When the Act of 1909 provided that the license issued under its provisions shall authorize the holder to practice osteopathy as taught in colleges, we must not lose sight of the fact that the thing to be taught is “osteopathy.” There is a clear indication that the legislature did not intend osteopaths to administer medicine for in the subjects enumerated for examination, materia medica, and therapeutics are not included. It might be possible if the defendant’s theory be correct, that an osteopath could receive a state license and administer drugs for the cure of diseases without ever having had any instruction in these particular branches, or any test of his knowledge of the same. The subject of the act is osteopathy. The title to be used by licensees is distinct from the title accorded one who is licensed generally to practice medicine. As was said by the learned trial judge in the opinion which we have already in part quoted, “Osteopaths are empowered to diagnose and treat diseases by employing osteopathy. Their privileges are not affected by the acts relating to the practice of *515medicine; but the right to practice medicine is not conferred upon those licensed under the Act of 1909, and its supplements, relating to osteopathy; and the fact that materia medica, therapeutics and other branches taught in medical schools are also imparted at the osteopathic college cannot extend the right of osteopaths to practice medicine. The same branches might be taught at the College of Pharmacy or the University Dental School, but the right to practice medicine would not accrue to dentists and pharmacists, although they also are excepted from the provisions of the Medical Act of 1911. If instruction in hygiene included a course of scientific plumbing, that teaching would not establish a privilege for osteopaths to engage in the business of plumbing without complying with the requirements of the Act of June 7,1911 (P. L. 680), providing for the examination and registration of persons in the business of plumbing or house drainage. It is equally true that the extension of instruction in the college of osteopathy to embrace subjects taught in the veterinary schools would not authorize osteopaths to practice veterinary medicine without complying with the provisions of the Act of May 5, 1915, (P. L. 24=8).

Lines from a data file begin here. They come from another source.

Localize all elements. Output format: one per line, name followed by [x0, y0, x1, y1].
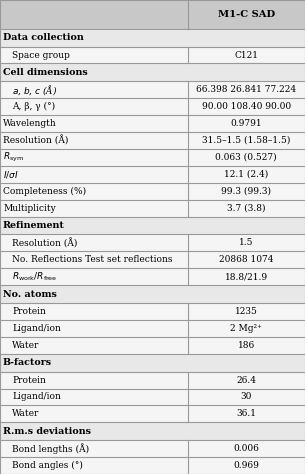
Text: 186: 186: [238, 341, 255, 350]
Text: No. Reflections Test set reflections: No. Reflections Test set reflections: [12, 255, 173, 264]
Text: 12.1 (2.4): 12.1 (2.4): [224, 170, 268, 179]
Bar: [0, 81, 305, 98]
Bar: [0, 457, 305, 474]
Text: $R_\mathrm{work}/R_\mathrm{free}$: $R_\mathrm{work}/R_\mathrm{free}$: [12, 271, 57, 283]
Text: Space group: Space group: [12, 51, 70, 60]
Text: 26.4: 26.4: [236, 375, 256, 384]
Text: Data collection: Data collection: [3, 33, 84, 42]
Bar: [0, 405, 305, 422]
Text: 1.5: 1.5: [239, 238, 253, 247]
Text: C121: C121: [234, 51, 258, 60]
Text: 18.8/21.9: 18.8/21.9: [225, 272, 268, 281]
Bar: [0, 149, 305, 166]
Text: Α, β, γ (°): Α, β, γ (°): [12, 102, 55, 111]
Text: 31.5–1.5 (1.58–1.5): 31.5–1.5 (1.58–1.5): [202, 136, 290, 145]
Text: Water: Water: [12, 341, 39, 350]
Text: $I/\sigma I$: $I/\sigma I$: [3, 169, 19, 180]
Text: Ligand/ion: Ligand/ion: [12, 324, 61, 333]
Text: $R_\mathrm{sym}$: $R_\mathrm{sym}$: [3, 151, 24, 164]
Text: Wavelength: Wavelength: [3, 119, 57, 128]
Bar: [0, 320, 305, 337]
Text: Resolution (Å): Resolution (Å): [3, 136, 68, 146]
Text: Multiplicity: Multiplicity: [3, 204, 56, 213]
Text: Ligand/ion: Ligand/ion: [12, 392, 61, 401]
Text: 0.969: 0.969: [233, 461, 259, 470]
Bar: [0, 132, 305, 149]
Text: $a$, $b$, $c$ (Å): $a$, $b$, $c$ (Å): [12, 83, 58, 97]
Text: 1235: 1235: [235, 307, 258, 316]
Bar: [0, 29, 305, 46]
Text: M1-C SAD: M1-C SAD: [218, 10, 275, 19]
Text: B-factors: B-factors: [3, 358, 52, 367]
Bar: [0, 440, 305, 457]
Text: 66.398 26.841 77.224: 66.398 26.841 77.224: [196, 85, 296, 94]
Text: Protein: Protein: [12, 307, 46, 316]
Text: 3.7 (3.8): 3.7 (3.8): [227, 204, 266, 213]
Bar: [0, 98, 305, 115]
Bar: [0, 389, 305, 405]
Text: Protein: Protein: [12, 375, 46, 384]
Bar: [0, 235, 305, 251]
Bar: [0, 183, 305, 200]
Text: Refinement: Refinement: [3, 221, 65, 230]
Bar: [0, 268, 305, 285]
Bar: [0, 372, 305, 389]
Bar: [0, 303, 305, 320]
Bar: [0, 0, 305, 29]
Text: 90.00 108.40 90.00: 90.00 108.40 90.00: [202, 102, 291, 111]
Text: 20868 1074: 20868 1074: [219, 255, 274, 264]
Text: Cell dimensions: Cell dimensions: [3, 68, 88, 77]
Text: 2 Mg²⁺: 2 Mg²⁺: [230, 324, 262, 333]
Text: Bond lengths (Å): Bond lengths (Å): [12, 443, 89, 454]
Text: 0.006: 0.006: [233, 444, 259, 453]
Text: R.m.s deviations: R.m.s deviations: [3, 427, 91, 436]
Bar: [0, 251, 305, 268]
Text: Completeness (%): Completeness (%): [3, 187, 86, 196]
Bar: [0, 217, 305, 235]
Text: No. atoms: No. atoms: [3, 290, 57, 299]
Bar: [0, 64, 305, 81]
Text: Water: Water: [12, 410, 39, 419]
Text: Resolution (Å): Resolution (Å): [12, 238, 77, 248]
Text: Bond angles (°): Bond angles (°): [12, 461, 83, 470]
Text: 99.3 (99.3): 99.3 (99.3): [221, 187, 271, 196]
Bar: [0, 200, 305, 217]
Bar: [0, 285, 305, 303]
Text: 30: 30: [241, 392, 252, 401]
Text: 0.9791: 0.9791: [231, 119, 262, 128]
Bar: [0, 46, 305, 64]
Bar: [0, 337, 305, 354]
Bar: [0, 166, 305, 183]
Text: 36.1: 36.1: [236, 410, 256, 419]
Bar: [0, 354, 305, 372]
Bar: [0, 115, 305, 132]
Text: 0.063 (0.527): 0.063 (0.527): [215, 153, 277, 162]
Bar: [0, 422, 305, 440]
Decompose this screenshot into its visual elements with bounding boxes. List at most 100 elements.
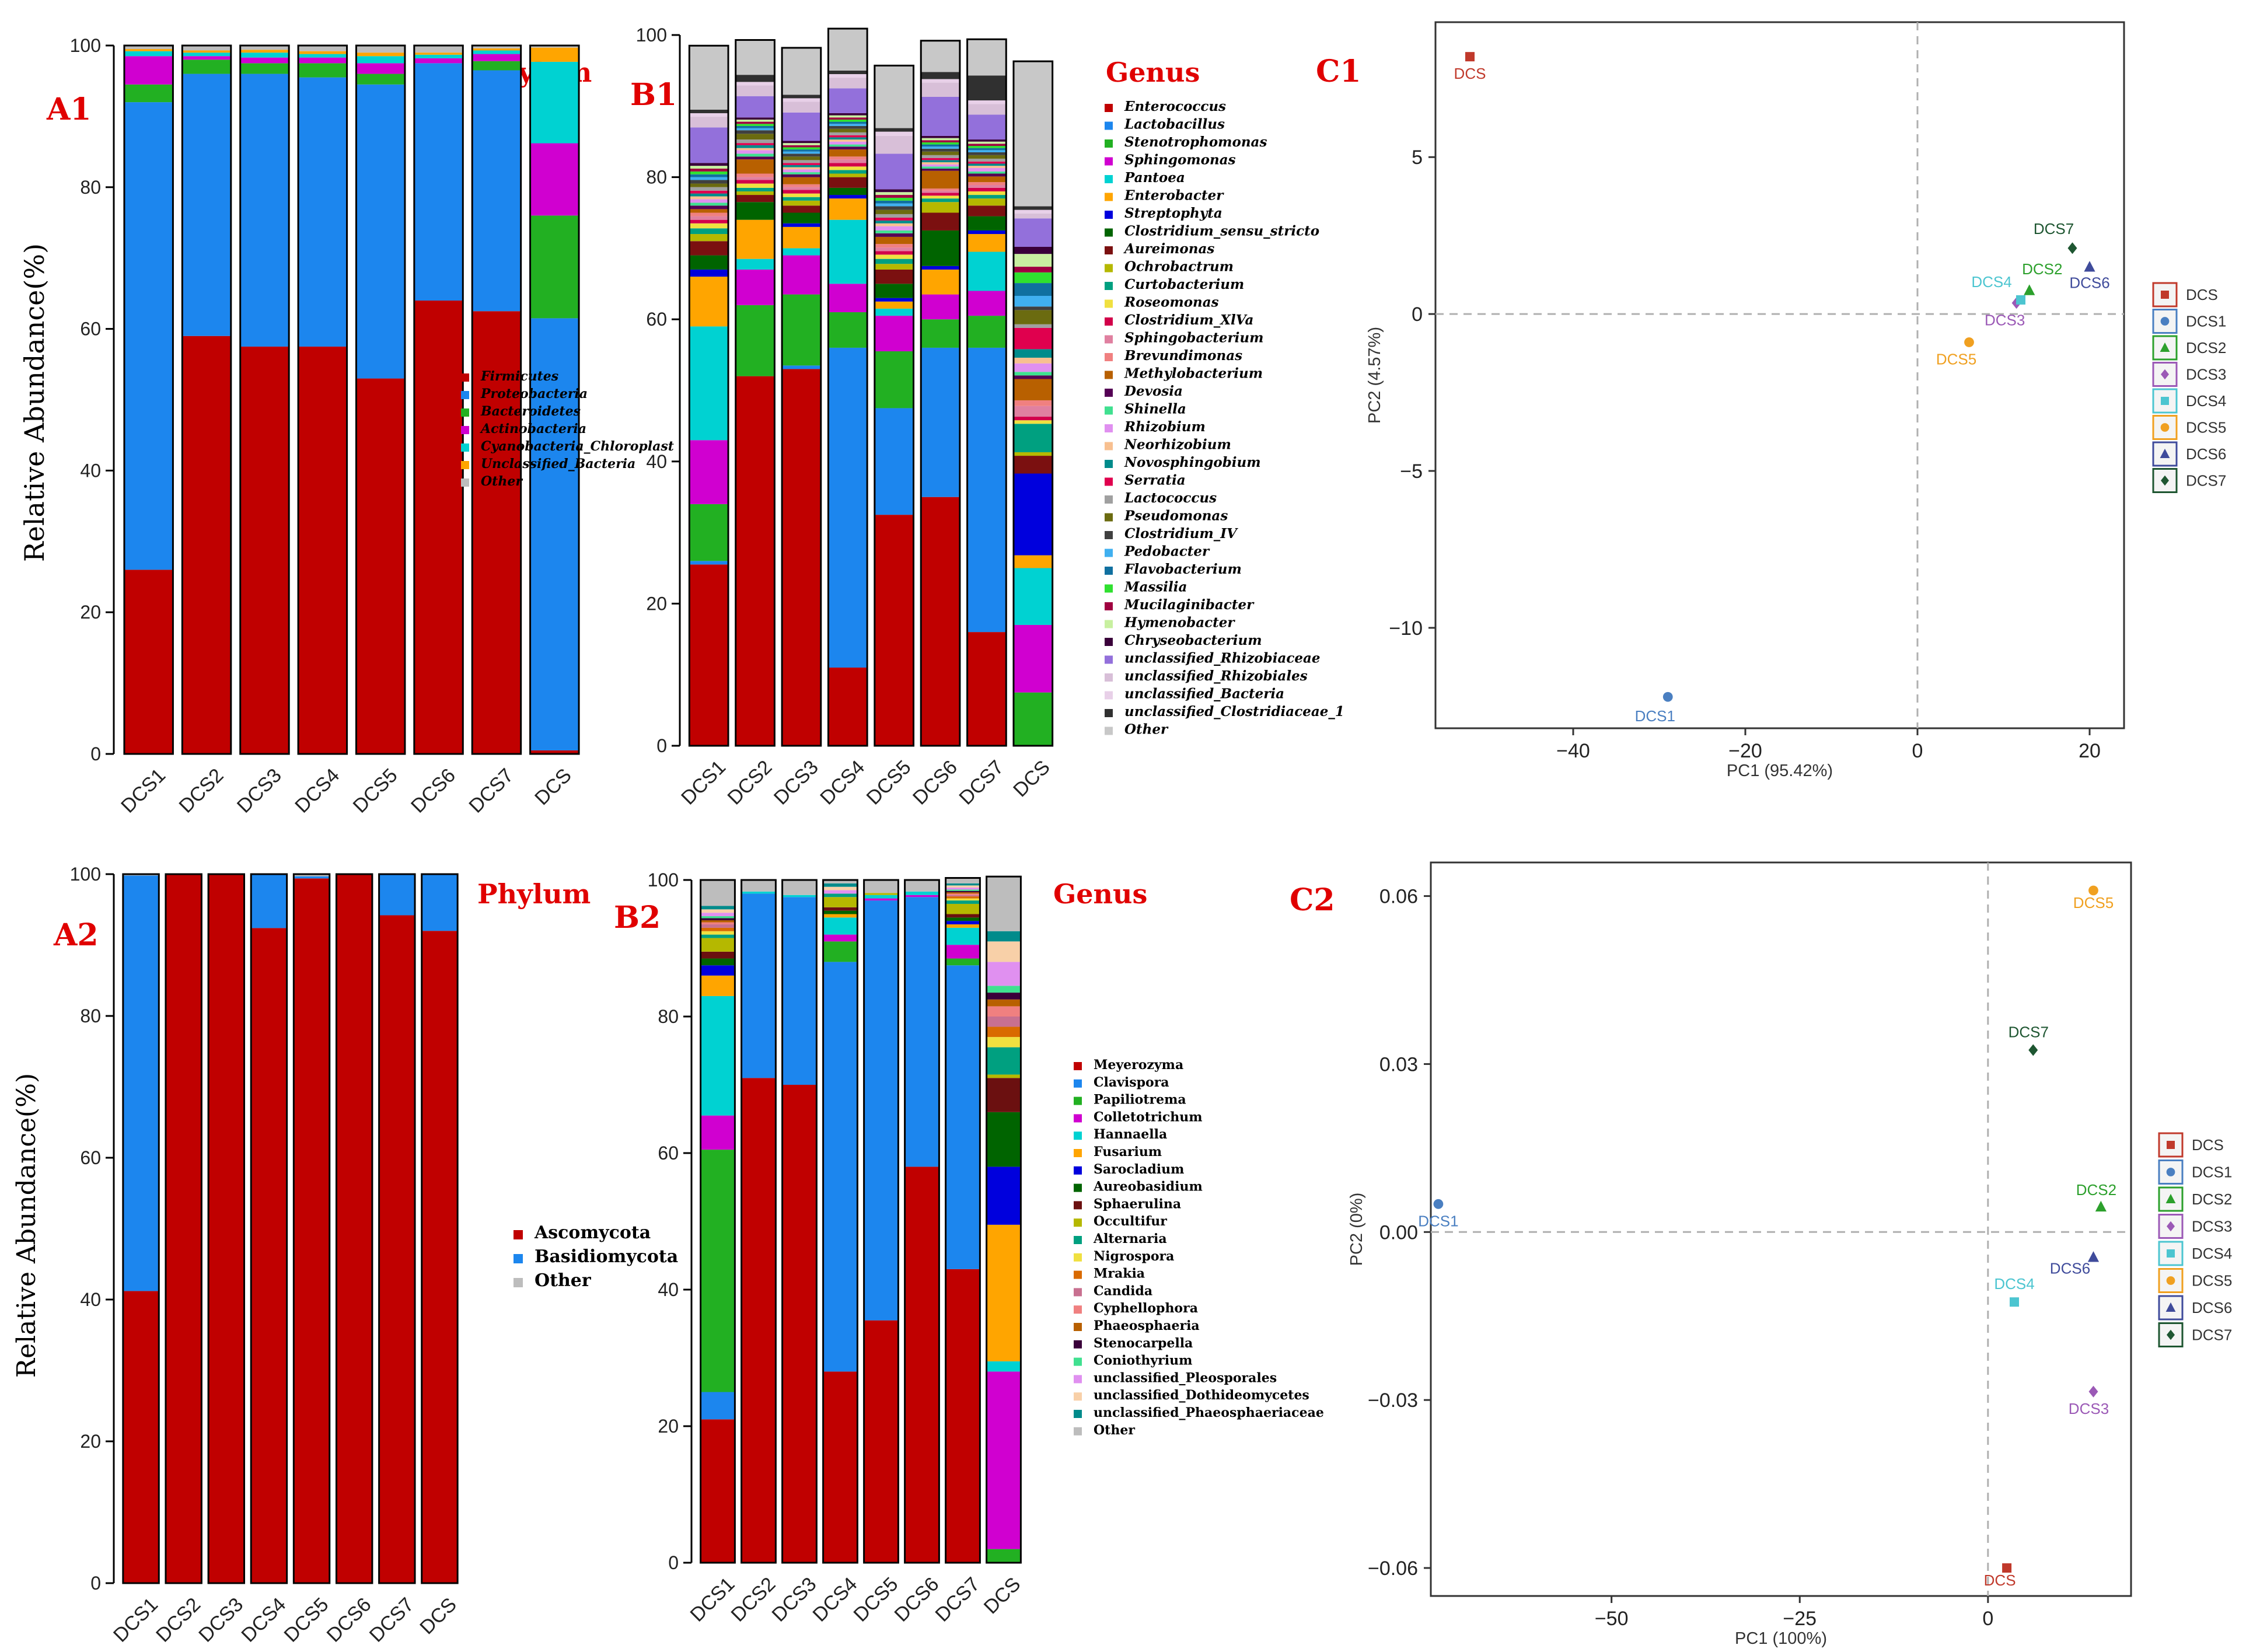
point-label-dcs6: DCS6	[2069, 274, 2109, 291]
legend-label: DCS1	[2192, 1164, 2232, 1181]
bar-segment-unclassified_clostridiaceae_1	[921, 72, 960, 79]
legend-label: Massilia	[1124, 579, 1187, 595]
bar-segment-neorhizobium	[921, 162, 960, 165]
point-label-dcs2: DCS2	[2076, 1181, 2116, 1199]
legend-label: Clostridium_IV	[1124, 526, 1238, 542]
legend-label: unclassified_Bacteria	[1124, 686, 1284, 702]
bar-segment-streptophyta	[1013, 473, 1053, 556]
bar-segment-serratia	[874, 218, 914, 221]
panel-label-a2: A2	[53, 917, 99, 953]
bar-segment-cyphellophora	[945, 893, 980, 895]
bar-outline	[122, 873, 160, 1584]
bar-outline	[355, 44, 406, 755]
bar-segment-curtobacterium	[967, 195, 1007, 199]
bar-segment-massilia	[782, 147, 821, 150]
legend-label: DCS5	[2186, 419, 2226, 436]
bar-segment-other	[124, 46, 173, 50]
legend-label: Sarocladium	[1094, 1162, 1184, 1177]
bar-segment-neorhizobium	[782, 167, 821, 170]
bar-segment-pantoea	[1013, 568, 1053, 625]
bar-segment-cyanobacteria_chloroplast	[472, 50, 521, 54]
bar-segment-methylobacterium	[967, 176, 1007, 183]
y-tick-label: 0.00	[1379, 1221, 1418, 1244]
bar-segment-clostridium_xlva	[967, 187, 1007, 191]
bar-segment-unclassified_pleosporales	[823, 890, 858, 894]
bar-segment-unclassified_bacteria	[530, 47, 579, 62]
bar-segment-ochrobactrum	[874, 264, 914, 270]
bar-segment-unclassified_rhizobiaceae	[921, 96, 960, 136]
bar-segment-brevundimonas	[828, 156, 868, 160]
bar-segment-enterobacter	[828, 198, 868, 220]
legend-swatch	[1105, 442, 1113, 450]
bar-segment-bacteroidetes	[124, 84, 173, 103]
bar-segment-clostridium_xlva	[921, 193, 960, 196]
y-axis-label: PC2 (4.57%)	[1365, 327, 1384, 424]
bar-outline	[735, 39, 776, 747]
bar-segment-stenotrophomonas	[689, 504, 729, 561]
bar-outline	[1012, 60, 1054, 747]
bar-segment-enterococcus	[967, 632, 1007, 746]
legend-swatch	[461, 479, 469, 487]
bar-segment-roseomonas	[874, 254, 914, 259]
bar-segment-ascomycota	[165, 874, 202, 1583]
bar-segment-methylobacterium	[735, 159, 775, 174]
y-tick-label: 0	[90, 1573, 101, 1594]
legend-swatch	[461, 426, 469, 434]
bar-segment-mrakia	[945, 896, 980, 899]
bar-segment-basidiomycota	[379, 874, 415, 916]
bar-segment-pantoea	[967, 252, 1007, 291]
bar-segment-unclassified_rhizobiales	[735, 85, 775, 96]
y-tick-label: −0.06	[1368, 1557, 1418, 1580]
bar-segment-streptophyta	[921, 266, 960, 270]
plot-frame	[1430, 861, 2132, 1597]
legend-swatch	[1105, 211, 1113, 219]
bar-segment-unclassified_rhizobiales	[828, 78, 868, 89]
x-tick-label: −25	[1783, 1608, 1817, 1630]
bar-segment-unclassified_phaeosphaeriaceae	[945, 883, 980, 886]
bar-segment-brevundimonas	[1013, 400, 1053, 406]
bar-segment-unclassified_rhizobiales	[967, 104, 1007, 115]
y-tick-label: −0.03	[1368, 1389, 1418, 1412]
legend-label: Ochrobactrum	[1124, 259, 1234, 275]
bar-segment-cyanobacteria_chloroplast	[356, 56, 405, 64]
bar-segment-proteobacteria	[530, 318, 579, 750]
bar-segment-colletotrichum	[864, 898, 899, 901]
y-tick-label: 100	[70, 864, 101, 885]
bar-segment-occultifur	[986, 1074, 1021, 1078]
bar-segment-pseudomonas	[689, 183, 729, 187]
legend-label: Rhizobium	[1124, 419, 1206, 435]
bar-segment-methylobacterium	[1013, 379, 1053, 401]
bar-segment-aureimonas	[828, 177, 868, 188]
bar-segment-pantoea	[828, 219, 868, 284]
legend-swatch	[1105, 193, 1113, 201]
bar-segment-actinobacteria	[472, 54, 521, 61]
bar-segment-firmicutes	[472, 311, 521, 754]
legend-label: unclassified_Rhizobiaceae	[1124, 651, 1321, 666]
bar-segment-occultifur	[823, 897, 858, 907]
bar-segment-flavobacterium	[967, 148, 1007, 151]
bar-outline	[945, 876, 981, 1564]
bar-segment-unclassified_bacteria	[414, 53, 463, 55]
y-tick-label: 60	[658, 1143, 679, 1164]
bar-segment-enterobacter	[967, 234, 1007, 252]
bar-segment-chryseobacterium	[828, 113, 868, 116]
legend-swatch	[461, 391, 469, 399]
legend-swatch	[1105, 477, 1113, 486]
legend-swatch	[1105, 549, 1113, 557]
legend-label: Ascomycota	[534, 1223, 651, 1243]
bar-segment-clostridium_xlva	[874, 251, 914, 255]
bar-segment-novosphingobium	[782, 165, 821, 167]
bar-segment-devosia	[921, 168, 960, 171]
bar-segment-other	[864, 880, 899, 893]
y-tick-label: 0.06	[1379, 886, 1418, 908]
bar-outline	[740, 879, 777, 1564]
bar-segment-actinobacteria	[530, 143, 579, 216]
bar-segment-novosphingobium	[735, 145, 775, 148]
bar-segment-mrakia	[700, 927, 735, 931]
plot-frame	[1434, 21, 2125, 729]
legend-swatch	[461, 461, 469, 469]
bar-segment-pantoea	[689, 326, 729, 441]
bar-segment-chryseobacterium	[782, 141, 821, 144]
bar-segment-unclassified_rhizobiales	[782, 102, 821, 113]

It was said in State v. Bonham, 161 Pac. Rep. 377, 379: “We think, that the framers (of the statutes) regarded the practice of medicine and surgery and the practice of osteopathy, as separate and distinct methods of treating the sick and afflicted and intended to confine the practitioners of each to the particular system he professed to practice; in other words, the system in which he had been educated.”

This has been the view held in all the cases to which our attention has been called, but as we have stated before, the question of defendant’s guilt under the indictment was submitted to the jury and every right was accorded him of having the jury pass upon the question as to whether he practiced medicine in violation of the Act *516of 1911, and the jury having found against him we can see no reason to set aside the verdict.

The judgment is affirmed, and it is ordered that the defendant, appellant, appear in the court below at such time as he may be there called, and that he be by the court committed until he has complied with the sentence.